Prof Pate said: “We have all sorts of influences trying to shape the outcome of the process without necessarily taking a look at the quality of some of us that apply for the position.”

He noted that in the history of vice chancellorship in Nigerian universities, up to a point, the vice chancellors were not from the areas of the locations of the universities.

“Like now, just like any other thing, people try to regionalize the process and localize it. So the issue of merit, competence and criteria are not cared for. People who do not even know what a university system is, try to influence how a university should be run and some people have some sense of entitlement because the universities are located in their environment even though it is owned by the federal government, sometimes without even any assistance from the local community.”

He said they try to see how they could struggle and push for candidates who ordinarily are not superior to other candidates that may apply.

“And now, politicians have developed interest in the university system because of their elections. Some have some kind of strategic thinking that if the VC is from their side, probably he may end up being the returning officer and their lecturers are likely going to be the returning officers, so it is in their interest to ensure that it is their candidate that is stationed to control affairs in the universities,” he noted.

He said the localization of the Nigerian university system tends to give a sort of picture of a locally-minded idea. “You go to a university for example and find that the lecturers are from the same location—the HOD, the deans and even the VC—sometimes are all from the same location.”

“Today, the kind of pressure you get as a vice chancellor is almost all about what is going to happen in the locality. So everything begins and ends locally – your students are local, lecturers are local and sometimes the head of the institution is local.

“There is nothing to give the university system the kind of national and universalistic outlook expected.”

While noting that the heads and the communities must be sensitized to know that the university is supposed to have that universalistic approach, the don said, there is a need to improve the quality of the recruitment system by allowing universities to recruit proper and competent personalities from all over the world, not only from their localities.

On how he was picked as vice chancellor, he said: “I saw an advert in a newspaper and I was consulted by some colleagues asking me to give it a try. I applied based on their requirement and at a later time, we were invited for an interview. After the interview, I was called for the job.”

The Dean, Faculty of Environmental Sciences, Nasarawa State University Keffi, Prof Nasiru Idris, said the laws that established universities are very clear and the criteria for appointing vice-chancellors and other principal officers of tertiary institutions have not narrowed down the office to either university community or a particular region.

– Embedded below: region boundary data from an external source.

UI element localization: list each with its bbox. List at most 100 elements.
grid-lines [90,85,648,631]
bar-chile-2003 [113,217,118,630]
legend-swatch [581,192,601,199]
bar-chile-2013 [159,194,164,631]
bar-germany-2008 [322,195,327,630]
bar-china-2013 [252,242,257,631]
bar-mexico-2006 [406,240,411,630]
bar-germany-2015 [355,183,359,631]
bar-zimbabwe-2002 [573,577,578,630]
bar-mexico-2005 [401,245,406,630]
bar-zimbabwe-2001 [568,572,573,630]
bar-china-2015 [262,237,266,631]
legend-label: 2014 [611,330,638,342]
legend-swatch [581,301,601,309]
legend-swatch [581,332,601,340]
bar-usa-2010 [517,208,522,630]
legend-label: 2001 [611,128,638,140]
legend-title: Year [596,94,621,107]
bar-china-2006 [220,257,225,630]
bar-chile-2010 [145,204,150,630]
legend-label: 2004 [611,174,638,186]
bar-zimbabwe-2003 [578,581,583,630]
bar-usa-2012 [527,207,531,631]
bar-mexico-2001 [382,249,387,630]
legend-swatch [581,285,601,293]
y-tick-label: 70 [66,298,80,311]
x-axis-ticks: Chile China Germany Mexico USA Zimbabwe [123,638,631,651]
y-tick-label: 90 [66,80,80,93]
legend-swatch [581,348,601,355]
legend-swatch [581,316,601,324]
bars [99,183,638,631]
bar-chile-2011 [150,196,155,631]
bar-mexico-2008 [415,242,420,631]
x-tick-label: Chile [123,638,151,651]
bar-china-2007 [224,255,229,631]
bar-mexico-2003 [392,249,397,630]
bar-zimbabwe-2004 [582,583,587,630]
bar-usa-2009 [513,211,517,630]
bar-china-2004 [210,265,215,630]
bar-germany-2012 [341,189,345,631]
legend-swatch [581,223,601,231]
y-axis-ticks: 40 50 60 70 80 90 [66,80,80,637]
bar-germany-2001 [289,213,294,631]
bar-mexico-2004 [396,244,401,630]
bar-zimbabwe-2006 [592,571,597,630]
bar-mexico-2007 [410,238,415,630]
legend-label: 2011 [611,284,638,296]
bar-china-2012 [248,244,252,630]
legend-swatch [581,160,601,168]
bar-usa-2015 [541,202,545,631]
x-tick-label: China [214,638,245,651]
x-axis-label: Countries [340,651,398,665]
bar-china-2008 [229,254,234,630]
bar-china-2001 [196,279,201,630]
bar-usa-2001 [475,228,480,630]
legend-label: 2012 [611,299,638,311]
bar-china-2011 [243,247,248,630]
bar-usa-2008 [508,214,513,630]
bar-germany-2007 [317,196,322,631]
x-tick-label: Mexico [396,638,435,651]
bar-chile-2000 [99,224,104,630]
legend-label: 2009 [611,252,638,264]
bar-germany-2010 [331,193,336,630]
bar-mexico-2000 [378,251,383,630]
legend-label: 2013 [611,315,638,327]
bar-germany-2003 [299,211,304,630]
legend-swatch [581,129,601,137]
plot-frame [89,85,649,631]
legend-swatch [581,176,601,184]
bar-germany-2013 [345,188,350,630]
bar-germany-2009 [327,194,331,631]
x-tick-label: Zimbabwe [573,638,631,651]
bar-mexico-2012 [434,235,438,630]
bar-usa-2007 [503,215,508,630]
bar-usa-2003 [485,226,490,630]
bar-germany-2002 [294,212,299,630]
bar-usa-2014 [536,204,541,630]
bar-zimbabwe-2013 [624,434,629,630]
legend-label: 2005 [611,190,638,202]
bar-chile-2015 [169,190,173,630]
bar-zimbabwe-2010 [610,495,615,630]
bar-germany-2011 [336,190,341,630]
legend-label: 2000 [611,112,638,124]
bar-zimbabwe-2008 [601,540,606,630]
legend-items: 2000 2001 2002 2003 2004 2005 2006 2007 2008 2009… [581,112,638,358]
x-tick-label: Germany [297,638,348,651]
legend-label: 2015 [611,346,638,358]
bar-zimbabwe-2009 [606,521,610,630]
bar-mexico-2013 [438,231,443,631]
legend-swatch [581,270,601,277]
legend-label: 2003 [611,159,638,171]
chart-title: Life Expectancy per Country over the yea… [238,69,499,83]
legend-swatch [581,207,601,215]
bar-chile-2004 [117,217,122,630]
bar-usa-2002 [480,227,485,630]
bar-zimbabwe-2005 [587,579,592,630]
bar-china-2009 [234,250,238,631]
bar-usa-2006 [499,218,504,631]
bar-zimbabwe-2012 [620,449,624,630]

“Merits and scholarships always take the light of the day. As the name implies, University is universal. Be it a federal, state or private university, but local factors always prevail nowadays unlike the practice in the past,” he said.

He pointed out that Prof. Adamu Baikie from Kano State was at one time VC of the University of Benin; Prof. Isa Mohammed from Bauchi was one time VC of University of Calabar; while the current Tor Tiv from Benue was one time VC of the Federal University Dutsinma, Katsina State and a host of others.

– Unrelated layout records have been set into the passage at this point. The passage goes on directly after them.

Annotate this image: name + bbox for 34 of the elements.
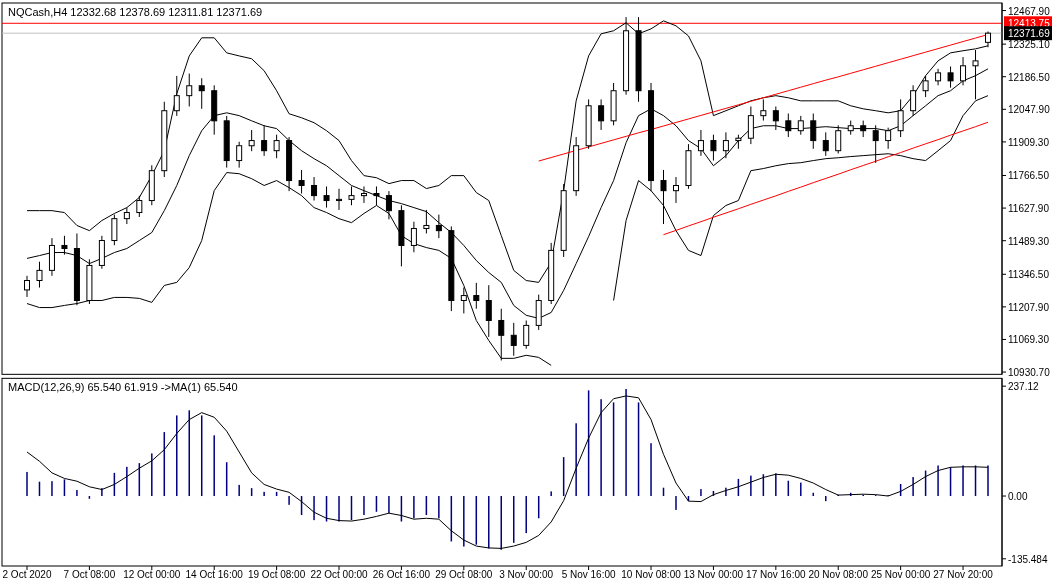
x-tick-label: 26 Oct 16:00	[372, 569, 431, 580]
y-tick-label: 12325.10	[1008, 39, 1051, 51]
x-tick-label: 25 Nov 00:00	[870, 569, 931, 580]
y-tick-label: 11207.90	[1008, 301, 1050, 313]
y-tick-label: 12047.90	[1008, 104, 1051, 116]
y-tick-label: 11346.50	[1008, 269, 1050, 281]
x-tick-label: 20 Nov 08:00	[808, 569, 869, 580]
ref-line-label: 12371.69	[1008, 28, 1051, 40]
y-tick-label: 12186.50	[1008, 71, 1051, 83]
y-tick-label: 10930.70	[1008, 367, 1051, 379]
y-tick-label: 237.12	[1008, 381, 1040, 393]
y-tick-label: 11069.30	[1008, 334, 1050, 346]
y-tick-label: -135.484	[1008, 553, 1048, 565]
y-tick-label: 11766.50	[1008, 170, 1050, 182]
x-tick-label: 3 Nov 00:00	[499, 569, 554, 580]
y-tick-label: 0.00	[1008, 491, 1028, 503]
x-tick-label: 14 Oct 16:00	[185, 569, 244, 580]
x-tick-label: 27 Nov 20:00	[933, 569, 994, 580]
x-tick-label: 7 Oct 08:00	[63, 569, 116, 580]
y-tick-label: 11909.30	[1008, 136, 1050, 148]
x-tick-label: 22 Oct 00:00	[310, 569, 369, 580]
y-tick-label: 12467.90	[1008, 5, 1051, 17]
x-tick-label: 5 Nov 16:00	[561, 569, 617, 580]
y-tick-label: 11489.30	[1008, 235, 1050, 247]
y-tick-label: 11627.90	[1008, 203, 1050, 215]
x-tick-label: 13 Nov 00:00	[683, 569, 744, 580]
chart-title: NQCash,H4 12332.68 12378.69 12311.81 12371.69	[8, 6, 263, 18]
x-tick-label: 17 Nov 16:00	[746, 569, 807, 580]
chart-title: MACD(12,26,9) 65.540 61.919 ->MA(1) 65.540	[8, 381, 238, 394]
x-tick-label: 19 Oct 08:00	[247, 569, 306, 580]
x-tick-label: 12 Oct 00:00	[123, 569, 181, 580]
x-tick-label: 29 Oct 08:00	[435, 569, 493, 580]
x-tick-label: 2 Oct 2020	[2, 569, 52, 580]
x-tick-label: 10 Nov 08:00	[621, 569, 682, 580]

For the process to succeed, he advised that it should be transparent and all stakeholders should be involved without underlying motive.

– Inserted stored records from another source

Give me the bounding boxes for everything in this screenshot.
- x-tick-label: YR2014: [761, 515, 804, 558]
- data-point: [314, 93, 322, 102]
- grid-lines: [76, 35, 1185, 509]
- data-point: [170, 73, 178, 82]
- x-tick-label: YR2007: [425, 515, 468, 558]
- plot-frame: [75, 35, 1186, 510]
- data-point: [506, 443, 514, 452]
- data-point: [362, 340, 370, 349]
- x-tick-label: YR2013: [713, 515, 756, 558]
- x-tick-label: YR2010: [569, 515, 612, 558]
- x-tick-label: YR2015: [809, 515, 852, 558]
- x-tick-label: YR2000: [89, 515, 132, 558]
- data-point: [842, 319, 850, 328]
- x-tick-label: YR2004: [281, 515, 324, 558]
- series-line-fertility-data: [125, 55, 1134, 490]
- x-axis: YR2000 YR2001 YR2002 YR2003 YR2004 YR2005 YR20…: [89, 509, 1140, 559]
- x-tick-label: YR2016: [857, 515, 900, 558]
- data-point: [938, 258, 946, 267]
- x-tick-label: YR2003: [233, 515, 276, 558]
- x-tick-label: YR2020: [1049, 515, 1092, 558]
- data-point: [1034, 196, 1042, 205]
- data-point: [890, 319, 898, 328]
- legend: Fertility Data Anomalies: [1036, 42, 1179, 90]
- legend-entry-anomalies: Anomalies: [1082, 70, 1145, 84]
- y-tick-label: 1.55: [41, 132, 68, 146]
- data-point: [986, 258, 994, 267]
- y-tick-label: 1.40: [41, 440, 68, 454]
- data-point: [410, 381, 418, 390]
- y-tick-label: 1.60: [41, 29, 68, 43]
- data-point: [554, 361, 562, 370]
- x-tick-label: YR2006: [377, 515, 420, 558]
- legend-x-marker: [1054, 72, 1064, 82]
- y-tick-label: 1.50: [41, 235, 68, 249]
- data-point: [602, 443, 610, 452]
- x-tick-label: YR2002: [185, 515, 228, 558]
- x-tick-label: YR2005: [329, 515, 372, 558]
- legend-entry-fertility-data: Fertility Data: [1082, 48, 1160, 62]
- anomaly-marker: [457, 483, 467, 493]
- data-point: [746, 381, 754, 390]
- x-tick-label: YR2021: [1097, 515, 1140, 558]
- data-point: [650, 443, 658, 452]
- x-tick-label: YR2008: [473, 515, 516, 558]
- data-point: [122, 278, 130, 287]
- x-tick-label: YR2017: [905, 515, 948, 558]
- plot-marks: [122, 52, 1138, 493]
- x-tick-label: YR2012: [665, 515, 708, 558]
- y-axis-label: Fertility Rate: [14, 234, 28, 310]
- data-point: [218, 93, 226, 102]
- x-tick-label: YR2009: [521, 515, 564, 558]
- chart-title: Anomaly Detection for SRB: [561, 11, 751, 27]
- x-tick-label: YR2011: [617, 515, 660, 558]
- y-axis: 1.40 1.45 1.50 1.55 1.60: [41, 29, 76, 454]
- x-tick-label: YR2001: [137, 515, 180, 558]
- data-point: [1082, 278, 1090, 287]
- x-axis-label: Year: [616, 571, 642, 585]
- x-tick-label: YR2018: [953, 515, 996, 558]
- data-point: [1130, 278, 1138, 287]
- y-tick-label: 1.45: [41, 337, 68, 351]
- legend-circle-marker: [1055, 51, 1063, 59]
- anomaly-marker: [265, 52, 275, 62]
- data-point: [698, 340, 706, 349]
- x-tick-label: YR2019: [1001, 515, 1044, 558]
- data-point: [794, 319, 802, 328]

“Most problems normally occur because some outgoing vice chancellors and chairmen of governing councils always want to impose who takes over from them and some university communities and other stakeholders would resist thus leading to crisis as we have seen in University of Ibadan and OAU and others,” he said.

The don, however, maintained that full university autonomy is the answer, adding that there should be no external influence, be it from the governor, president, minister of education or politicians regarding the appointment of vice chancellor and other principal officers of the university.”